Home All Groups Group Topic Archive Search About

directory.exists occassionally locks up when checking network share

Author
1 Sep 2006 3:42 PM
Keith Langer
Hi,

I'm running the .Net 1.1 framework on XP Pro.  I am finding some
occasions where a call to Directory.Exists never returns when passing
in a network share.  Most of the time the call returns properly, but if
the machine is really busy or if there is a network problem (or if the
server's Secondary Logon or Server services have failed), then this
problem can surface.  This causes my application to hang indefinitely.
Is there some a framework patch to fix this or some other way to
prevent it?

thanks,
Keith Langer

Author
1 Sep 2006 7:54 PM
Ben Voigt
"Keith Langer" <tanal***@aol.com> wrote in message
news:1157125366.490006.37070@i42g2000cwa.googlegroups.com...
> Hi,
>
> I'm running the .Net 1.1 framework on XP Pro.  I am finding some
> occasions where a call to Directory.Exists never returns when passing
> in a network share.  Most of the time the call returns properly, but if
> the machine is really busy or if there is a network problem (or if the
> server's Secondary Logon or Server services have failed), then this
> problem can surface.  This causes my application to hang indefinitely.
> Is there some a framework patch to fix this or some other way to
> prevent it?

Start the I/O on a new thread and then wait on the thread with a timeout...
In .Net 2.0 you could use BackgroundWorker, in 1.1 you have to write a
little more code yourself.

Show quote
>
> thanks,
> Keith Langer
>
Author
1 Sep 2006 9:14 PM
Keith Langer
Ben,

One thing that concerns me is that when this problem occurred, the
process became so locked up that it couldn't be killed and we couldn't
get the machine to reboot.  We finally had to kill the winlogon service
which forced a reboot.  So I don't know if the background thread is
going to allow itself to be aborted so easily.

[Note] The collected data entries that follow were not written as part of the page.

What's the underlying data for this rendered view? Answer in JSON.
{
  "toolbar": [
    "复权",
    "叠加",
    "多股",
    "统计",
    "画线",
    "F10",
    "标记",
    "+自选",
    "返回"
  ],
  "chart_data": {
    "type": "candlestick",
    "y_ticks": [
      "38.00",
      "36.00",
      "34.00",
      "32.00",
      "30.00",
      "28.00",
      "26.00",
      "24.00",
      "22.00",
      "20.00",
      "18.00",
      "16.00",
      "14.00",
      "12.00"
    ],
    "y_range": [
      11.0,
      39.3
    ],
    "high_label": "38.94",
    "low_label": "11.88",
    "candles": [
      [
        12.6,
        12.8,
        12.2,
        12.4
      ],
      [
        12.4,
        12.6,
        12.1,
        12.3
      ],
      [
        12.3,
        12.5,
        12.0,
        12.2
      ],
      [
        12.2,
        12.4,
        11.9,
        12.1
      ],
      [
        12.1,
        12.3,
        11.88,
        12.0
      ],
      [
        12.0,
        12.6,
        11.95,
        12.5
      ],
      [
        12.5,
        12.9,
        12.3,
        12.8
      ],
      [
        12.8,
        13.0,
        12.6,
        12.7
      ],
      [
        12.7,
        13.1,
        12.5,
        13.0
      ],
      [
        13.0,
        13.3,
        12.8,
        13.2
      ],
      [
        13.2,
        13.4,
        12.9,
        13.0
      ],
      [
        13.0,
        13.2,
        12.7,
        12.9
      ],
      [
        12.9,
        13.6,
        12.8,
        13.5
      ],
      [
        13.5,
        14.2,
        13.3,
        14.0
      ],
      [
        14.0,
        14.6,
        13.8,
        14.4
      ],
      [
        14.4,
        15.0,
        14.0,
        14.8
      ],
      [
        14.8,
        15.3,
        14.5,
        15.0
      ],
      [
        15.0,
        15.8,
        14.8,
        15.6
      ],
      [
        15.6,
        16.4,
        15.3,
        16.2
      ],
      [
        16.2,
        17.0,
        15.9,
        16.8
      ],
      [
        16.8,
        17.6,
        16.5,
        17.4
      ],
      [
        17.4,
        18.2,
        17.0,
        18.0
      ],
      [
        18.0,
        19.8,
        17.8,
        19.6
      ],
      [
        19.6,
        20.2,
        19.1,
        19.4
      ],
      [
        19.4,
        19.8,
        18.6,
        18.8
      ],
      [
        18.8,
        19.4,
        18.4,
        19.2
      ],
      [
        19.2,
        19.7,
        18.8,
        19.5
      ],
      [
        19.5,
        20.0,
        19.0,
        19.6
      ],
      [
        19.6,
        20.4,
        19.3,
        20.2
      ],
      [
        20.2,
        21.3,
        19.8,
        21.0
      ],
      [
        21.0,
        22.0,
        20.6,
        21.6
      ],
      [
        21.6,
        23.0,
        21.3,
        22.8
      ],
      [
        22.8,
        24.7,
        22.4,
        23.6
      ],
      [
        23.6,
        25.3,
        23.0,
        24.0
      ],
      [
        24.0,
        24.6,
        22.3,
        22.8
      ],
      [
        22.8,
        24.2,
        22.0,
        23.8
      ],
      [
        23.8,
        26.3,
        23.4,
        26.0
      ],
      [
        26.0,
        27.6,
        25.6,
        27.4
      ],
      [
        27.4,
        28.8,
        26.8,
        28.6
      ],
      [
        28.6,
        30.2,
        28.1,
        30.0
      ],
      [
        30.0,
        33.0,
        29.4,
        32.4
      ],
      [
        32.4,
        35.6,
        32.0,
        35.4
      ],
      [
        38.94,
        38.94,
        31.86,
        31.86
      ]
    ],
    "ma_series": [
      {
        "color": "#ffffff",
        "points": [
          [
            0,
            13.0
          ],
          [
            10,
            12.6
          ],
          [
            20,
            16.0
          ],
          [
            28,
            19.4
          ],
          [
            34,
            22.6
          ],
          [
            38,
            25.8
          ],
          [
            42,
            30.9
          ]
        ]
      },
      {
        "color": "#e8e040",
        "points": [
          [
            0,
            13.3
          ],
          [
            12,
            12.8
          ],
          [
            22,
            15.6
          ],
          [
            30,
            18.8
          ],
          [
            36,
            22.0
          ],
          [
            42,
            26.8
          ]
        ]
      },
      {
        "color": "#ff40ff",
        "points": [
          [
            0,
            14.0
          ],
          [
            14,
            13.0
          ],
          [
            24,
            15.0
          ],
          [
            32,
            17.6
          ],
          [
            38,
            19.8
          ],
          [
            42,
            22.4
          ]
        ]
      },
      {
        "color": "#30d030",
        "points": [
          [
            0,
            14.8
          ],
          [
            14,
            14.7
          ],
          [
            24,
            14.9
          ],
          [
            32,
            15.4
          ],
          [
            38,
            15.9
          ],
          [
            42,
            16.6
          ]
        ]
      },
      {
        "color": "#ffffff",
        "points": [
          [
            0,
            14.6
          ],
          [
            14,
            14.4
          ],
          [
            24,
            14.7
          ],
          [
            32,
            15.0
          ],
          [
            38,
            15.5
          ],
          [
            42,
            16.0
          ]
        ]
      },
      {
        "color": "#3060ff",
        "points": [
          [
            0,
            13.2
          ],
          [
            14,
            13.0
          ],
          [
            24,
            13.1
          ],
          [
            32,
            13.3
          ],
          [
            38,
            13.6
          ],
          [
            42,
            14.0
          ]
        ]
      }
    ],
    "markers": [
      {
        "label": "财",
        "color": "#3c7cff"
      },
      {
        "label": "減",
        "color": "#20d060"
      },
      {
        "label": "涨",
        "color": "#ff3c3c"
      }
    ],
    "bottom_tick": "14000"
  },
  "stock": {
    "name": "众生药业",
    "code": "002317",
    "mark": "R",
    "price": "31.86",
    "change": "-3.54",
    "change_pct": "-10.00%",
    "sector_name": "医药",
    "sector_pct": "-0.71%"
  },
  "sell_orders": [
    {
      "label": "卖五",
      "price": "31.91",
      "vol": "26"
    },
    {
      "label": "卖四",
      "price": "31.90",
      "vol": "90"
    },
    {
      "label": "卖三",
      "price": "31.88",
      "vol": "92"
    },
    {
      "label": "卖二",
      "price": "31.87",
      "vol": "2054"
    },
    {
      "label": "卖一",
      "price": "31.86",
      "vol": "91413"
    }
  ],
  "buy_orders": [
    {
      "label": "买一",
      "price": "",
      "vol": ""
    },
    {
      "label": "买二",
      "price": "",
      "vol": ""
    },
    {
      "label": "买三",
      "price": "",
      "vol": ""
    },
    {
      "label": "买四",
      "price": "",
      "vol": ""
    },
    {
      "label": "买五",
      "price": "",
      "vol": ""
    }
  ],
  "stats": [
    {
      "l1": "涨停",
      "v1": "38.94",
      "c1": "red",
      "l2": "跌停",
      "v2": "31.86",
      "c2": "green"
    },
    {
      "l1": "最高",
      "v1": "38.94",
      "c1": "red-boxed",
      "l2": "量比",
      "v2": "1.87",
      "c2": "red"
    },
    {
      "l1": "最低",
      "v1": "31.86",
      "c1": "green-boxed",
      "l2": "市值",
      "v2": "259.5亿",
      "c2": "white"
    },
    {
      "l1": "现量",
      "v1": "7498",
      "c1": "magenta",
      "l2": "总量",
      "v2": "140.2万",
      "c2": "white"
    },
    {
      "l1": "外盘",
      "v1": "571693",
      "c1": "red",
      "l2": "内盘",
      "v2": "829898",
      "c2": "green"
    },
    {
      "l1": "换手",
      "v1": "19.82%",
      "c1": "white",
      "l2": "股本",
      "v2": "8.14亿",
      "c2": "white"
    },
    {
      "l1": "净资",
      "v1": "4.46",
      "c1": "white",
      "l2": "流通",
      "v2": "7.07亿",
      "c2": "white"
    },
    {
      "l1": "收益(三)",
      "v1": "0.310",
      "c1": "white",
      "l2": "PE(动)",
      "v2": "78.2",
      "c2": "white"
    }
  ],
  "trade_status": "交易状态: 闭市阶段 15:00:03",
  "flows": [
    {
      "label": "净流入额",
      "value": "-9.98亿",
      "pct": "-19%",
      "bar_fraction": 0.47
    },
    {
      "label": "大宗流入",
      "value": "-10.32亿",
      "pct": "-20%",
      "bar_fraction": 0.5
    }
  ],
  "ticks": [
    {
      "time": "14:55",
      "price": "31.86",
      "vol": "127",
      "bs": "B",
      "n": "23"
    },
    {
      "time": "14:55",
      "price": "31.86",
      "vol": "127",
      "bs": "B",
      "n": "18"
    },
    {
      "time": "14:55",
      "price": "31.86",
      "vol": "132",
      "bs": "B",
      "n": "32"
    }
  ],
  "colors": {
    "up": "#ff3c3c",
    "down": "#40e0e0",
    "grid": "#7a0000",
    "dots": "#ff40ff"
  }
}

But your suggestion is something that I actually implemented a short
while ago.  Since I can't reproduce the problem locally, I'll have to
wait until next week to test it.

Keith


Ben Voigt wrote:
Show quote
> "Keith Langer" <tanal***@aol.com> wrote in message
> news:1157125366.490006.37070@i42g2000cwa.googlegroups.com...
> > Hi,
> >
> > I'm running the .Net 1.1 framework on XP Pro.  I am finding some
> > occasions where a call to Directory.Exists never returns when passing
> > in a network share.  Most of the time the call returns properly, but if
> > the machine is really busy or if there is a network problem (or if the
> > server's Secondary Logon or Server services have failed), then this
> > problem can surface.  This causes my application to hang indefinitely.
> > Is there some a framework patch to fix this or some other way to
> > prevent it?
>
> Start the I/O on a new thread and then wait on the thread with a timeout...
> In .Net 2.0 you could use BackgroundWorker, in 1.1 you have to write a
> little more code yourself.
>
> >
> > thanks,
> > Keith Langer
> >
Author
2 Sep 2006 1:19 PM
Keith Langer
Does anyone from Microsoft read this newsgroup?  It would be nice if
someone could tell me why this is happening.

Keith



Keith Langer wrote:
Show quote
> Ben,
>
> One thing that concerns me is that when this problem occurred, the
> process became so locked up that it couldn't be killed and we couldn't
> get the machine to reboot.  We finally had to kill the winlogon service
> which forced a reboot.  So I don't know if the background thread is
> going to allow itself to be aborted so easily.
>
> But your suggestion is something that I actually implemented a short
> while ago.  Since I can't reproduce the problem locally, I'll have to
> wait until next week to test it.
>
> Keith
>
>
> Ben Voigt wrote:
> > "Keith Langer" <tanal***@aol.com> wrote in message
> > news:1157125366.490006.37070@i42g2000cwa.googlegroups.com...
> > > Hi,
> > >
> > > I'm running the .Net 1.1 framework on XP Pro.  I am finding some
> > > occasions where a call to Directory.Exists never returns when passing
> > > in a network share.  Most of the time the call returns properly, but if
> > > the machine is really busy or if there is a network problem (or if the
> > > server's Secondary Logon or Server services have failed), then this
> > > problem can surface.  This causes my application to hang indefinitely.
> > > Is there some a framework patch to fix this or some other way to
> > > prevent it?
> >
> > Start the I/O on a new thread and then wait on the thread with a timeout...
> > In .Net 2.0 you could use BackgroundWorker, in 1.1 you have to write a
> > little more code yourself.
> >
> > >
> > > thanks,
> > > Keith Langer
> > >
Author
2 Sep 2006 1:34 PM
Carl Daniel [VC++ MVP]
Keith Langer wrote:
> Does anyone from Microsoft read this newsgroup?  It would be nice if
> someone could tell me why this is happening.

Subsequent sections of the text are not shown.